1990年、国際謀略である『グラディオ』の存在がオフィシャルに確認され、一部の軍部諜報の資料が公開された際、ミラノ裁判所の裁判官グイド・サルヴィーニは、『フォンターナ広場爆破事件』が独立して存在する事件ではなく、一連のテロとリンクしていることを突き止めます
。事件から20年近くの時が過ぎるまで『緊張作戦』の存在は公には認められていなかったのです。サルヴィーニ裁判官は各事件の細部をもう一度調べ上げると同時に、『オルディネ・ヌオヴォ』から脱退したメンバー、マルティーノ・シシリアーノから50000ドルと引き換えに、新事実を掴むことに成功した。
その新たな捜査で浮かび上がってきたのが、フレーダ、ヴェントゥーラと深い関わりを持つ、日本でも有名になったヴェネト出身のテロリスト、デルフォ・ゾルジでした。『オーディネ・ヌオヴォ』の主要メンバーだったゾルジは、フレーダ、ヴェントゥーラ同様、ミラノ、ローマで起きた『フォンターナ広場爆破事件』一連の爆破に関わっていたことが明らかとなっています。
さらには74年に起きた、ブレーシャの『デッラ・ロッジャ広場爆破事件』、遡って69年の夏に起こった列車連続爆破事件との関わりも指摘され、ローマの軍部諜報局と強い絆を持っていたことも証言されました。
ところが、デルフォ・ゾルジはブレーシャの爆破事件後、74年に奨学金を得て、日本に移住して結婚。異例のスピードで日本の国籍を獲得しています。「イタリア政府が何度も日本政府に引き渡しを要求していますが、日本政府は、それを強く拒絶した」と、イタリアでは報道されたにも関わらず、実はイタリア政府が日本にオフィシャルにゾルジの引き渡しを求めたことはなかったそうです(ピオ・デミリア)。
この経緯については、当時の日本でもさまざまな記事になっていますが、裁判がはじまってもデルフォ・ゾルジ(日本でハーゲン・ロイと改名)はイタリアへの帰国を拒絶。結局法廷に出廷することなく、本人不在のまま、『無期懲役」を受けるも、2005年の公判で、やはり証拠不十分で『無罪』となりました。

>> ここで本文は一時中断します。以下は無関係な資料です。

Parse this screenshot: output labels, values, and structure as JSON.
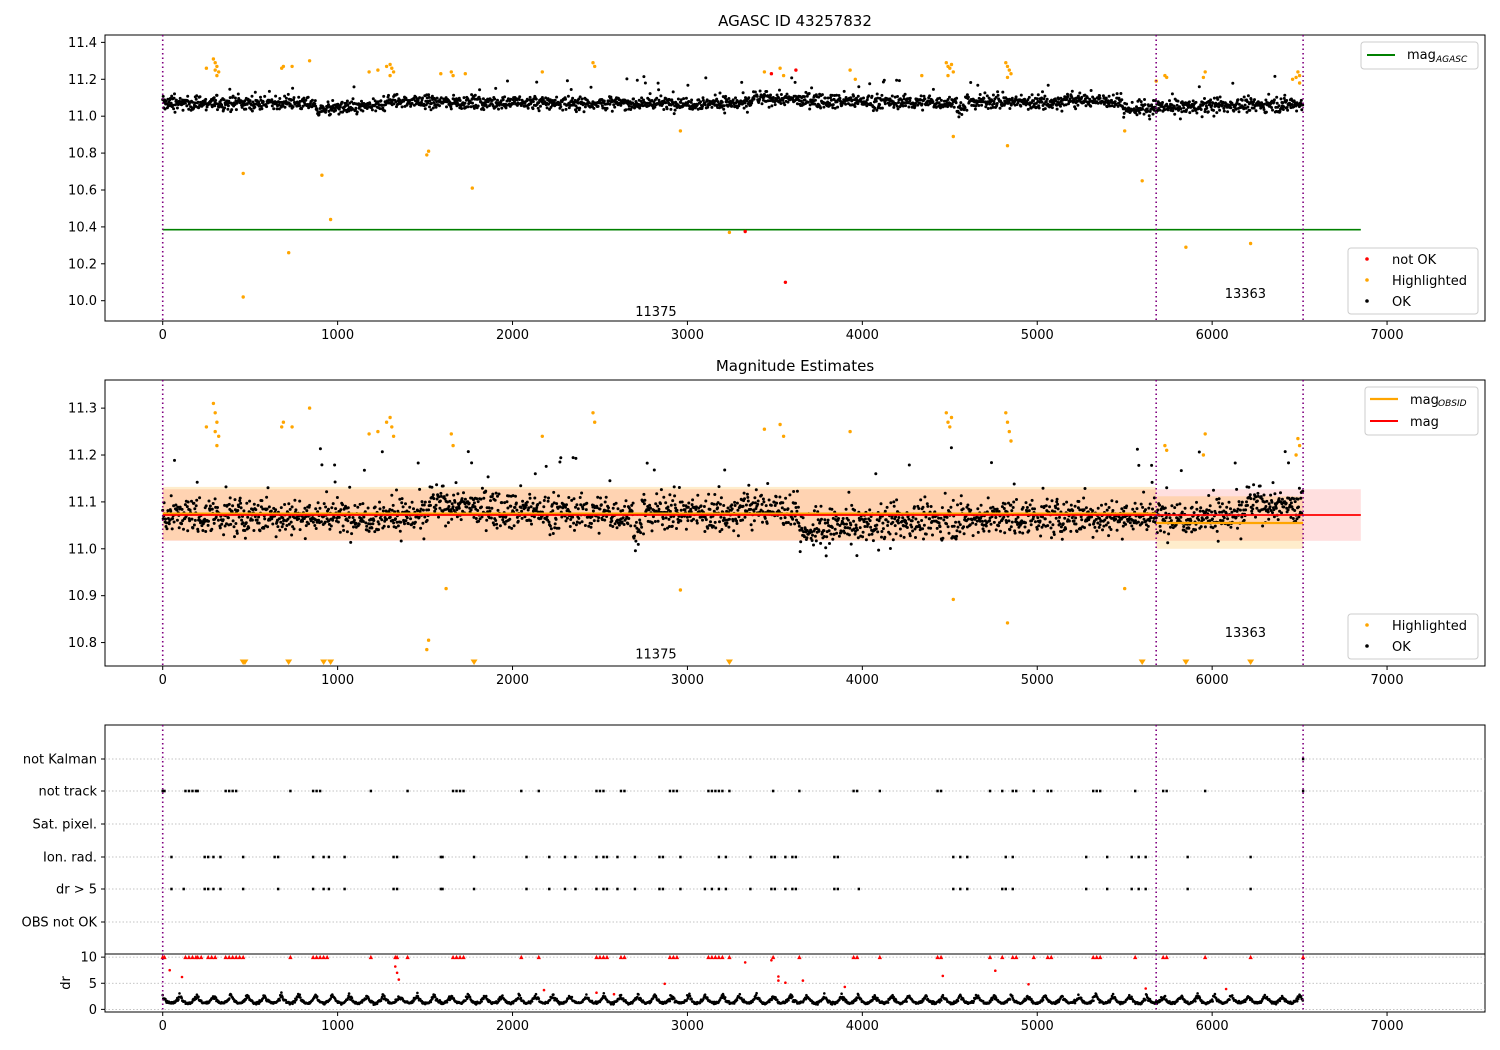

またもうひとり爆破に関わった極右テロリスト、カルロ・マリア・マッジは、2014年、『デッラ・ロッジャ広場爆破事件』の犠牲者たちが原告となった再審の最中、2018年に84歳で亡くなっています。
1992年には、サント・ドミンゴに逃亡中だった『オルディネ・ヌオヴォ』元メンバーであり、爆弾制作のエキスパートであったカルロ・ディジリオが逮捕され、CIAとのコンタクトを自白。その後、サルヴィーニ裁判官の捜査に協力し、『フォンターナ広場事件』唯一の受刑者となりました。
この人物は父親の代からCIAとコンタクトをとる役割を担い、CIAが「イタリア国内政治の不安定化を狙い、緊張作戦に加担していたこと。また、ルモール首相が『緊急事態宣言』を発令しなかったことで作戦は失敗した」と考えていた、と語ったそうです。ディジリオはしかし、捜査中に心筋梗塞で倒れ、捜査継続不能の身心喪失に陥り、2005年に死亡。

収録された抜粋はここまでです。